As a writer–and probably because of my excessive introspection and/or empathy–I've rarely struggled with knowing my characters or intuiting their motives. They're essentially people I know and respect from all walks of life. My need is to know how to effectively show readers who they are... an issue of learning the craft, which I constantly pursue.
In any event, the exercises you suggest and advice offered is wonderfully on-point and worthwhile. Thank you!
Thank you for your thoughtful response, Jerold. Pursuing knowledge of the craft of writing is a lifelong and worthy goal. Best of luck!
I love everything you have to say here. I think all my main characters have a bit of me in them, the good, the bad, and the trauma of some childhood pains. I don't think I have ever planned to add those things, but as I wrote they came out in the world building, and made for a more rounded, believable character.
I also give you 10/10 stars for the Tony Stark reference!!
Thanks, Jenn. Sounds like your world building includes a bit of self-awareness that is so internalized you don't have to "plan" for it. Yes, using bits and pieces of one's emotional background does make for more rounded and believable characters. If anyone doubts that, you should read some of Jenn's books!
Oh, and I'll take that 10/10 with a great big smile.
A whole course in a single post!
As long as you avoid being a Mary Sue in fiction! You have to be a lot more self-aware and careful than letting your autobiographical bits SHOW.
Let me say I've seen that, and mercifully leave it behind. SO embarrassing.
I lead a tiny life bound by disability and chronic illness, after being a fully-functioning human. It is frustrating.
But I've learned to take a day's tiny emotion, start up a new file in my Scrivener project, store the details - so I have new material - and then use it when I need it.
The real and the fictional don't have to be the same size.
Thank you. But I have to call out your comment, "The real and the fictional don't have to be the same size." Great line, Alicia.
Goodness, this is a keeper! Packed with great suggestions.
The emotional vs factual truth really resonates with me.
Great post, Lynette!
Thanks, Ellen. I’m glad something resonated for you.
Lynette - this is a master class! Wow. I can't wait to try all of these exercises. Thank you!

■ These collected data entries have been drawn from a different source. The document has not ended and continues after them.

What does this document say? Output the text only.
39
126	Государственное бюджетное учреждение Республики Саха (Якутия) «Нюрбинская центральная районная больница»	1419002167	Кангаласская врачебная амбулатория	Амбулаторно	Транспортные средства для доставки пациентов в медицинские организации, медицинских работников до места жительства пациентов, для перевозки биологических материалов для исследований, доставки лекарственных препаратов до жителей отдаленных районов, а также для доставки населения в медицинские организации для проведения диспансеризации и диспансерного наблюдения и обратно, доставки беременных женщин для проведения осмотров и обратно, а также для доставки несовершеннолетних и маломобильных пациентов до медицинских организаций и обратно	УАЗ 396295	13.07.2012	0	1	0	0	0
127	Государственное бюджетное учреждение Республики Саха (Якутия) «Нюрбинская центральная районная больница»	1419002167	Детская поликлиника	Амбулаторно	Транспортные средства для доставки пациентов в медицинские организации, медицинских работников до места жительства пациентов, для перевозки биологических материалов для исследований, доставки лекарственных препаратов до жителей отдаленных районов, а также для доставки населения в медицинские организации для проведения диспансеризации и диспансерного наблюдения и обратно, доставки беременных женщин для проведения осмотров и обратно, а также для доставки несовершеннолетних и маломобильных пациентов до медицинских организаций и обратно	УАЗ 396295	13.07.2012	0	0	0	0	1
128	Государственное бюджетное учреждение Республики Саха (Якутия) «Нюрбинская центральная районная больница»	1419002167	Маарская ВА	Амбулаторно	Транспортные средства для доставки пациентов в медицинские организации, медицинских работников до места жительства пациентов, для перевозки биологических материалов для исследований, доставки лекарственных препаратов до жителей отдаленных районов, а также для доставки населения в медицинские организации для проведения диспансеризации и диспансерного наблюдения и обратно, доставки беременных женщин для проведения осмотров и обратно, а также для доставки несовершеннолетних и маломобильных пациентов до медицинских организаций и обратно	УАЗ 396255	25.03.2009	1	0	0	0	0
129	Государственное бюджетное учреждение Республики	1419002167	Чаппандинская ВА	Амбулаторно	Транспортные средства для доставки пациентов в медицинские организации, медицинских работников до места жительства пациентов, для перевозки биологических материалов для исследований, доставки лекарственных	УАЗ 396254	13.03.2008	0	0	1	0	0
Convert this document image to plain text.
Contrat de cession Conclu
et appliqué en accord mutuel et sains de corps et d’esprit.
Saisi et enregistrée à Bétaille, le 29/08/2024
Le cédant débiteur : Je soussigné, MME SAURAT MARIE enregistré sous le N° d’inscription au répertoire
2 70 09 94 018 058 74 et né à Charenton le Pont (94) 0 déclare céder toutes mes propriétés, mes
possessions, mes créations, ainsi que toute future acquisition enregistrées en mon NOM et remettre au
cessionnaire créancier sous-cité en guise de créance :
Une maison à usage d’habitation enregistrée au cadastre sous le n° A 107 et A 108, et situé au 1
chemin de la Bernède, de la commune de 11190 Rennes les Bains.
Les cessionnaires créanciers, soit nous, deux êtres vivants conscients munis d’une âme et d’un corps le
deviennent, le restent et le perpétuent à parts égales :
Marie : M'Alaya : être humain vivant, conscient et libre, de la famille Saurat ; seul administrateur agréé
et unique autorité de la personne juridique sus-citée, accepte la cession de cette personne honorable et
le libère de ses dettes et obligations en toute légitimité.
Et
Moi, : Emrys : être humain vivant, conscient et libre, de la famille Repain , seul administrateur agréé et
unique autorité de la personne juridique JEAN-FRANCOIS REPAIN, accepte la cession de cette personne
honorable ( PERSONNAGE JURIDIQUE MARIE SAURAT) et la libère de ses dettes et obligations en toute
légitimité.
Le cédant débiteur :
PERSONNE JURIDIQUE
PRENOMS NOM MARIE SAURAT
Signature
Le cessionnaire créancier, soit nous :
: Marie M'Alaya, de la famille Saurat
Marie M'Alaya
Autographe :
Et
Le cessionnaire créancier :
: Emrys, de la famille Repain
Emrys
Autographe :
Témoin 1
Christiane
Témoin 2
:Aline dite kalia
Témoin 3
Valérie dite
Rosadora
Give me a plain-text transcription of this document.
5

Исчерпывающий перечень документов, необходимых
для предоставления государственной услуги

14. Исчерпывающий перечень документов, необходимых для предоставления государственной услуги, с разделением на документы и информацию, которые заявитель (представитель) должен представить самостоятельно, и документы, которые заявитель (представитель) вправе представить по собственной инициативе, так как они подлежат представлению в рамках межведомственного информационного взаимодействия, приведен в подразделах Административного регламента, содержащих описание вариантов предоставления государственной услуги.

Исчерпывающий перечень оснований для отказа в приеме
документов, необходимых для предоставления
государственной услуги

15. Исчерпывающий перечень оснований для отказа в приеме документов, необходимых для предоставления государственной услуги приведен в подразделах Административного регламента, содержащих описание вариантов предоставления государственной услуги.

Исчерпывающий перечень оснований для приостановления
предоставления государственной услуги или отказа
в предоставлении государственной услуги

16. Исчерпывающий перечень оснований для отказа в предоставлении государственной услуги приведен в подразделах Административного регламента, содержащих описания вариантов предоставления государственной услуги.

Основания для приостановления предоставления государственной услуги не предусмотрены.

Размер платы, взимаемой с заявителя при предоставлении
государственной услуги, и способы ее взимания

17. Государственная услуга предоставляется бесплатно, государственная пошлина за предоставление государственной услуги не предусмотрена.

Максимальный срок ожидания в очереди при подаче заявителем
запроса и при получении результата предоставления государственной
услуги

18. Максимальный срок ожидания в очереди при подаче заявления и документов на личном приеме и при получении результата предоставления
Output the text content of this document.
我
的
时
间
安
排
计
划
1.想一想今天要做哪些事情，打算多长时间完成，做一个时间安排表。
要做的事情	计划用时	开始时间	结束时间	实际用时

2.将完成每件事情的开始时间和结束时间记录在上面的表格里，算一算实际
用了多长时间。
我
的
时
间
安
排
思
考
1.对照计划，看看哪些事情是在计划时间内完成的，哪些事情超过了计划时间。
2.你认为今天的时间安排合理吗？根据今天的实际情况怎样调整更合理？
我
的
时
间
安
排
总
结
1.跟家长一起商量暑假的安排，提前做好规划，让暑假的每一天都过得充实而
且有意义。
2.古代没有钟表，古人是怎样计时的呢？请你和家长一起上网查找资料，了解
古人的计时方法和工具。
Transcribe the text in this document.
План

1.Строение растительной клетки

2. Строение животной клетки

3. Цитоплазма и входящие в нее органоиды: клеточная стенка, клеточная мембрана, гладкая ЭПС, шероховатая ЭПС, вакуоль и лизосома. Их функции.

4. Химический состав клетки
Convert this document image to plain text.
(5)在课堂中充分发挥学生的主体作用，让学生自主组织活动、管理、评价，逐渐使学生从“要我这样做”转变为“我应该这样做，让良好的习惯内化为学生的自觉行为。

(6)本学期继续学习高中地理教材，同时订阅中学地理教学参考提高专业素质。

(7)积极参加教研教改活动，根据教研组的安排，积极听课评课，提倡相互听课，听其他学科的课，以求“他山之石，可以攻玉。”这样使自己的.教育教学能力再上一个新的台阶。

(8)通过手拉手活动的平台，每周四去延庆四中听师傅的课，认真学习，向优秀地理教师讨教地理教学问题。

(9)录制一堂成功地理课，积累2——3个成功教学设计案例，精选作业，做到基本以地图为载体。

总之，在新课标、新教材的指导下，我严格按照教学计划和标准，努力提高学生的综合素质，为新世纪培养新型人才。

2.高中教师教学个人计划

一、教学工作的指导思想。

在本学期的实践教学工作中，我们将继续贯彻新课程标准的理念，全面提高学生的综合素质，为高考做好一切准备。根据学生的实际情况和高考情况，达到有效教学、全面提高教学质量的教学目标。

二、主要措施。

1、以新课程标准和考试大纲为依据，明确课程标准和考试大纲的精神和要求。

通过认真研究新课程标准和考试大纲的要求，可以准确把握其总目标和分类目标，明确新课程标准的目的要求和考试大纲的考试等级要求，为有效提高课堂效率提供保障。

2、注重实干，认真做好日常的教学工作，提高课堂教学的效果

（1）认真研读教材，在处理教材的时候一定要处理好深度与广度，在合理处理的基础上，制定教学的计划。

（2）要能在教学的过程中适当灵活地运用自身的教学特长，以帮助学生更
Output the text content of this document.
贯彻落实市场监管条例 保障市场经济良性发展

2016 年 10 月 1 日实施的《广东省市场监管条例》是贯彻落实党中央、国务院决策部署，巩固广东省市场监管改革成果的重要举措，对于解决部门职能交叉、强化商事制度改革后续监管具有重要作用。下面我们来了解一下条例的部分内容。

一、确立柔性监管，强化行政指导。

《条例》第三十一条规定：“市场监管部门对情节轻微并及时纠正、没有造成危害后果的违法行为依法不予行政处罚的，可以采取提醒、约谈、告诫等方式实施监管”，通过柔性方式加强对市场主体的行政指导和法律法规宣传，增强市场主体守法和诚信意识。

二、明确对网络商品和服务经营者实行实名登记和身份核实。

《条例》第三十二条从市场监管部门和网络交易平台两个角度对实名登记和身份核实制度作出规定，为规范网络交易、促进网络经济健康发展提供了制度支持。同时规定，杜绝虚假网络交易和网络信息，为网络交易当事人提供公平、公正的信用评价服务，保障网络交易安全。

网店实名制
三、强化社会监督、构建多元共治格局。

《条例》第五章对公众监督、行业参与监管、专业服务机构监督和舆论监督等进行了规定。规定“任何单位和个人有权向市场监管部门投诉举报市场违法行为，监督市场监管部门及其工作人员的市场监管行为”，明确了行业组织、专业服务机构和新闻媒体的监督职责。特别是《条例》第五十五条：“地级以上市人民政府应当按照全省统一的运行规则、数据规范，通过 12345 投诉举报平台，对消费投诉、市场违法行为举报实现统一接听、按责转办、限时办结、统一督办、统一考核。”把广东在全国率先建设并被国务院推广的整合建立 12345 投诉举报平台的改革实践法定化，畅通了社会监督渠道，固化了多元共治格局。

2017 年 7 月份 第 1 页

Thank you, Lisa. I’m happy you think it’ll be helpful for you.
What a cool exercise.
Thank you, Denise.
I have read this post several times,now, and it has so much packed into it. I can see the value of following the steps and doing the exercises and the reflecting. It would greatly enrich my writing and the reader's experience of reading my stories. I just have real problems trying to describe what emotions actually physically feel like. I can recall plenty of occasions that evoked emotions - from decades ago or just this afternoon - but not how to "Write one sentence about how it felt in your body." Nevertheless, I will be keeping this post handy, because there is so much to learn here, and thank you, Lynette, for so freely sharing your insights.